W tekturowym pudełku, znajdujemy ciężki, elegancki słoiczek 50ml z mrożonego szkła ze srebrną nakrętką. Pod wieczkiem słoik zabezpieczony folią.

Oto jak nas przekonuje do stosowania kremu producent na opakowaniu:
"Synergia natury i technologii w walce ze starzeniem się skóry.

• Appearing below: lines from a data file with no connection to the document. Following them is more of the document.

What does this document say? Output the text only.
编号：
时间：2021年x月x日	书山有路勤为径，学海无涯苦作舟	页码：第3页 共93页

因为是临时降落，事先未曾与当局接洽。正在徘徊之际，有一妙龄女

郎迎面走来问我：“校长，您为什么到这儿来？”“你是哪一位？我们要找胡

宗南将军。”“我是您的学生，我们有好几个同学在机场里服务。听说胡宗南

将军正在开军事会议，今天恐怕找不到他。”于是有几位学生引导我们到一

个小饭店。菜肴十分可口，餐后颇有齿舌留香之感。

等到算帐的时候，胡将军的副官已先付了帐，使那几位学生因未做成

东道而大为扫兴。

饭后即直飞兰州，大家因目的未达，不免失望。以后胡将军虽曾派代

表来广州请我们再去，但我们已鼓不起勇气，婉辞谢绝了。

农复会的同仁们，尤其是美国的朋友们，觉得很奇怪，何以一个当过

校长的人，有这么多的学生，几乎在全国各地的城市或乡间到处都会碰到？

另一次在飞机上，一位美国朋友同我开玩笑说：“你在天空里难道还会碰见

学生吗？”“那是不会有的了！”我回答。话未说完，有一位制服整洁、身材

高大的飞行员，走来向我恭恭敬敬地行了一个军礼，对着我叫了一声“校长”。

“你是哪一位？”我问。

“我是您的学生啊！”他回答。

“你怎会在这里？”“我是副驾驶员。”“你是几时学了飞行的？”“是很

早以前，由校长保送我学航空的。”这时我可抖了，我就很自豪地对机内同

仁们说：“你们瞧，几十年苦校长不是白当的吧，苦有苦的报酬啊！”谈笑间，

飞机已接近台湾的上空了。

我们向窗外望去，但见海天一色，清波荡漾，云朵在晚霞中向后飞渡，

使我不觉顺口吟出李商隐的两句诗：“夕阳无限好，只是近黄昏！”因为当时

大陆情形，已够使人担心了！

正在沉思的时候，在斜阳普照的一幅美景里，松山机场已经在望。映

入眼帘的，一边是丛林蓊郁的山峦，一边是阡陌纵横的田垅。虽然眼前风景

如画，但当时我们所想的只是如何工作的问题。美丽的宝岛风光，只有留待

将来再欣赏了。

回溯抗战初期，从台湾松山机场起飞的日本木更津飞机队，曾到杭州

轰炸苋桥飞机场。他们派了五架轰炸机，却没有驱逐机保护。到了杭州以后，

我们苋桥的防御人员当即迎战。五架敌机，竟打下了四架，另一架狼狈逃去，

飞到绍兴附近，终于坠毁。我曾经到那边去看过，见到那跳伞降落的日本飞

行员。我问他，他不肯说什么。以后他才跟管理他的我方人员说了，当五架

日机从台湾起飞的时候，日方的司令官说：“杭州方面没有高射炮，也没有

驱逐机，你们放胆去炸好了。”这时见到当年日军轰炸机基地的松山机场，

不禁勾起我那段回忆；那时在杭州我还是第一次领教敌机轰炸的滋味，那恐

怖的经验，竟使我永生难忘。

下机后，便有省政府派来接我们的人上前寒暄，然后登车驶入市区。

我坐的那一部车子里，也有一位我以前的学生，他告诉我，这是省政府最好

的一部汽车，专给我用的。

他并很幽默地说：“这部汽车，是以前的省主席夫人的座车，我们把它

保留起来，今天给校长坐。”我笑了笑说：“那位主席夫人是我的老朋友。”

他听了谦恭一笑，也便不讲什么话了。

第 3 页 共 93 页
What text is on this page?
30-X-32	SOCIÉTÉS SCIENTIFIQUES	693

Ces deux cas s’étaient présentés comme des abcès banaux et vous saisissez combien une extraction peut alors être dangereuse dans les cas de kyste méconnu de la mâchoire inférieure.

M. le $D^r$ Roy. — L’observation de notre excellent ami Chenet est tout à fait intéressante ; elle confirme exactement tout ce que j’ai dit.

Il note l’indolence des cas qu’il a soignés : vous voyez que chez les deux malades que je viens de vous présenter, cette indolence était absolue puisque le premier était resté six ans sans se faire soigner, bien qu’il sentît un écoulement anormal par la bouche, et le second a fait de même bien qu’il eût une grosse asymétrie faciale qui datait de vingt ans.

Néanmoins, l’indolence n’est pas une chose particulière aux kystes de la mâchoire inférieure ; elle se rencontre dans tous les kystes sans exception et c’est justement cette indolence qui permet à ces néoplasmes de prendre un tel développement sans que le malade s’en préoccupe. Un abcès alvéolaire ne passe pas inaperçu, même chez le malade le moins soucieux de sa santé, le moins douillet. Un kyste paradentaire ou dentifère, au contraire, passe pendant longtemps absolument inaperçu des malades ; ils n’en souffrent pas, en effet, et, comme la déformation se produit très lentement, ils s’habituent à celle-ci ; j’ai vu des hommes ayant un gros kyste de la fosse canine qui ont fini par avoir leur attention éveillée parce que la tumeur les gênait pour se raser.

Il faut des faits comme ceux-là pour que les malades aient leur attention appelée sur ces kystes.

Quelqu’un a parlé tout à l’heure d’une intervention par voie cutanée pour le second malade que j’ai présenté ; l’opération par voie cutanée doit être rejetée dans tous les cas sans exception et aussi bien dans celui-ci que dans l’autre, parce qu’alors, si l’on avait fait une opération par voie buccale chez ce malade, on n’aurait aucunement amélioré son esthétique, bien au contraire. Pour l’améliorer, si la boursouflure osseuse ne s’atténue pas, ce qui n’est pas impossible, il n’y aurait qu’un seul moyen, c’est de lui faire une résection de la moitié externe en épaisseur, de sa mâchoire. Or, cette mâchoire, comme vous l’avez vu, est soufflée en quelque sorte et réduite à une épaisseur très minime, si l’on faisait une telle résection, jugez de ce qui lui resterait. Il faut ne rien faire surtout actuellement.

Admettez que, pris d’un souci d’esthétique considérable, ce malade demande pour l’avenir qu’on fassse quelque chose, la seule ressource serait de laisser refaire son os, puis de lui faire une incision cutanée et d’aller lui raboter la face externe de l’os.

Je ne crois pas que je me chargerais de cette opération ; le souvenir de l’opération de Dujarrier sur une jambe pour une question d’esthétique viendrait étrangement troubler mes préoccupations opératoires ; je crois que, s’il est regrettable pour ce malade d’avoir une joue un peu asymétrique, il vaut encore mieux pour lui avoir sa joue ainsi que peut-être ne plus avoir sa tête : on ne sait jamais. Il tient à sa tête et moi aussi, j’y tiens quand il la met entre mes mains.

Krem dla cery dojrzałej redukujący zmarszczki mimiczne i wygładzający skórę. Odmładzające działanie preparatu zapewnia heksapeptyd -8-Argireline, umożliwiający najbezpieczniejszą i najłagodniejszą dla skóry metodę usuwania zmarszczek - stanowiąc nieinwazyjną alternatywę dla botoksu. Receptura została wzbogacona w składniki głęboko i skutecznie nawilżające - kwas hialuronowy oraz naturalny czynnik nawilżający "kropla rosy". Regularnie stosowany krem pozostawia skórę gładką, odpowiednio nawilżoną, wyglądającą młodo i promiennie. 

Sposób użycia: krem nanieś na czystą skórę twarzy i szyi, delikatnie masując. Używaj rano lub wieczorem. Nie stosuj na górną powiekę."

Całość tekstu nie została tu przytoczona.